C’était trop à la fois, et le coup qui m’atteignait en pleine poitrine était porté trop soudainement !… Un flot de sang me monta aux yeux et je dus me cramponner désespérément à un arbre, pour ne pas tomber.

Puis la réaction se fit, immense, terrible ; une froide rage serra mes tempes, et ce fut avec un calme effrayant que je me dis :

« Avant de les frapper, je dois les entendre. Je ne suis plus un amant ; je suis un juge ! Écoutons. »

Et, concentrant toutes les facultés de mon âme dans un seul sens : l’ouïe ; j’entendis mot à mot le dialogue suivant :

« En vérité, ma chère Louise, disait Lapierre, vous êtes trop pusillanime ce soir. Les ombres de la nuit vous feraient-elles peur et n’auriez-vous de courage qu’à la clarté du soleil ?

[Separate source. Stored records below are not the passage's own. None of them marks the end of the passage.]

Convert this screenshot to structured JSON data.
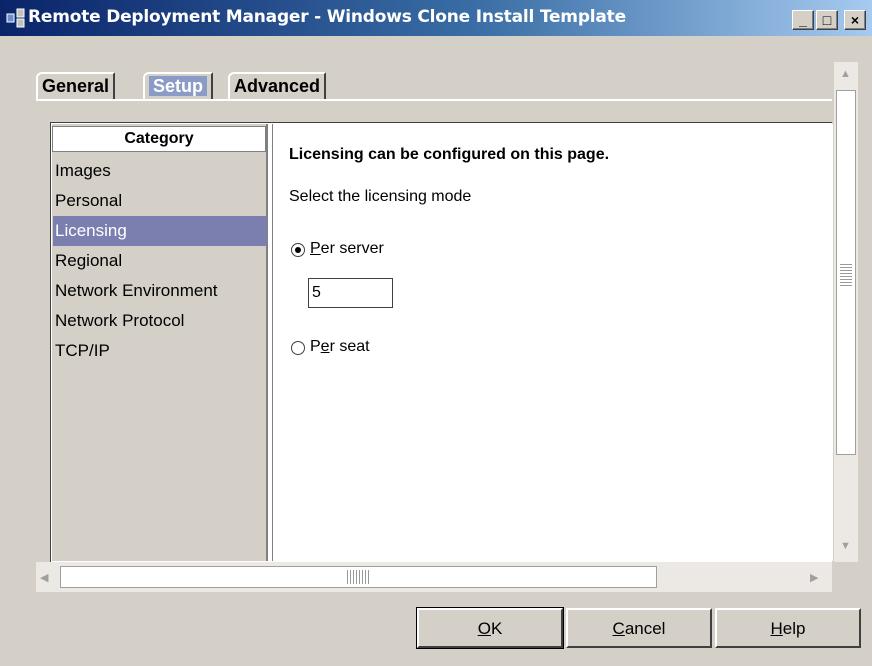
{
  "window": {
    "title": "Remote Deployment Manager - Windows Clone Install Template",
    "controls": {
      "minimize": "_",
      "maximize": "□",
      "close": "×"
    }
  },
  "tabs": [
    {
      "label": "General",
      "active": false
    },
    {
      "label": "Setup",
      "active": true
    },
    {
      "label": "Advanced",
      "active": false
    }
  ],
  "category": {
    "header": "Category",
    "items": [
      "Images",
      "Personal",
      "Licensing",
      "Regional",
      "Network Environment",
      "Network Protocol",
      "TCP/IP"
    ],
    "selected": "Licensing"
  },
  "content": {
    "heading": "Licensing can be configured on this page.",
    "prompt": "Select the licensing mode",
    "options": [
      {
        "first": "P",
        "rest": "er server",
        "checked": true
      },
      {
        "pre": "P",
        "mnemonic": "e",
        "rest": "r seat",
        "checked": false
      }
    ],
    "server_count": "5"
  },
  "buttons": {
    "ok": {
      "mnemonic": "O",
      "rest": "K"
    },
    "cancel": {
      "mnemonic": "C",
      "rest": "ancel"
    },
    "help": {
      "mnemonic": "H",
      "rest": "elp"
    }
  },
  "colors": {
    "selection": "#7b7fb0",
    "active_tab": "#8b9bc8",
    "titlebar_start": "#0a246a"
  }
}
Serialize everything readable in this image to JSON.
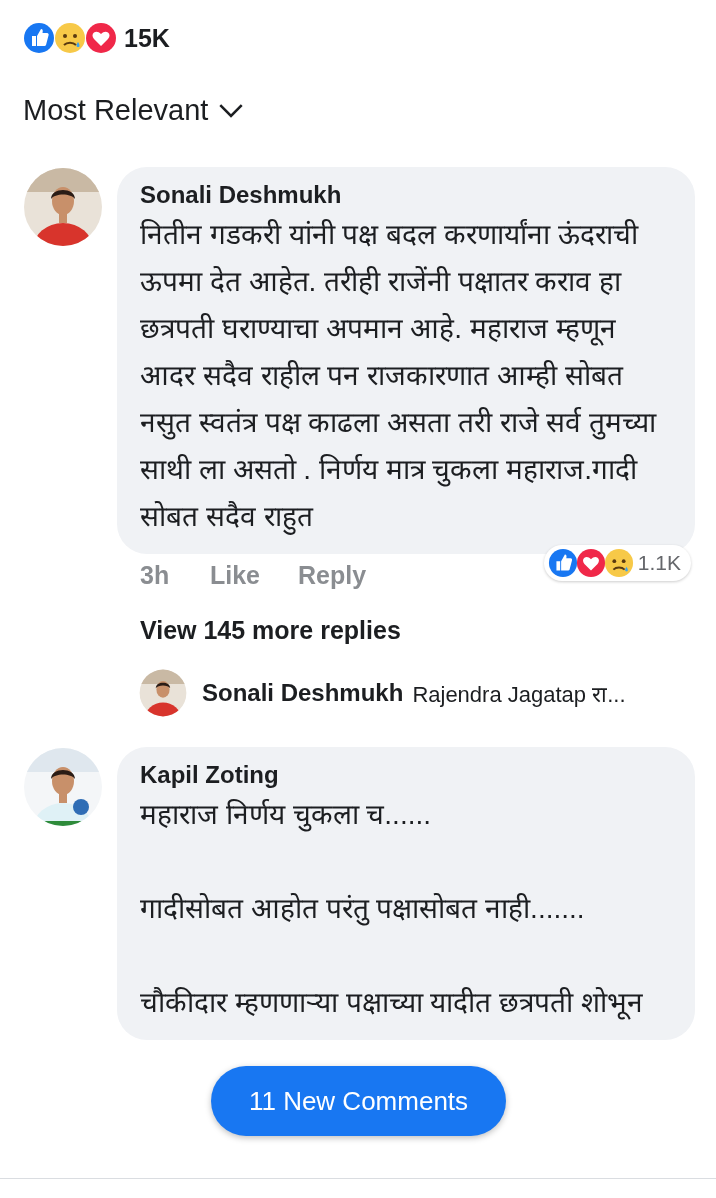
{
  "summary": {
    "reactions": [
      {
        "kind": "like"
      },
      {
        "kind": "sad"
      },
      {
        "kind": "love"
      }
    ],
    "count": "15K"
  },
  "sort": {
    "label": "Most Relevant"
  },
  "comments": [
    {
      "author": "Sonali Deshmukh",
      "paragraphs": [
        "नितीन गडकरी यांनी पक्ष बदल करणार्यांना ऊंदराची ऊपमा देत आहेत. तरीही राजेंनी पक्षातर कराव हा छत्रपती घराण्याचा अपमान आहे. महाराज म्हणून आदर सदैव राहील पन राजकारणात आम्ही सोबत नसुत स्वतंत्र पक्ष काढला असता तरी राजे सर्व तुमच्या साथी ला असतो . निर्णय मात्र चुकला महाराज.गादी सोबत सदैव राहुत"
      ],
      "time": "3h",
      "like": "Like",
      "reply": "Reply",
      "reactions": [
        {
          "kind": "like"
        },
        {
          "kind": "love"
        },
        {
          "kind": "sad"
        }
      ],
      "reaction_count": "1.1K",
      "more_replies": "View 145 more replies",
      "latest_reply": {
        "author": "Sonali Deshmukh",
        "text": "Rajendra Jagatap रा..."
      }
    },
    {
      "author": "Kapil Zoting",
      "paragraphs": [
        "महाराज निर्णय चुकला च......",
        "गादीसोबत आहोत परंतु पक्षासोबत नाही.......",
        "चौकीदार म्हणणाऱ्या पक्षाच्या यादीत छत्रपती शोभून"
      ]
    }
  ],
  "new_comments_button": "11 New Comments"
}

— Ne raillez pas, Joseph : j’ai peur, en effet, répondait la jeune fille.

— Peur de quoi ?

— Le sais-je ?… De tout : du vent qui agite le feuillage, du coassement des grenouilles au bord de la rivière, du cri des hibous, là-bas, dans ces gorges sombres…

— Allons donc !

— Il me semble que tous ces bruits et toutes ces voix de la nuit ne s’élèvent que pour me reprocher mon infidélité.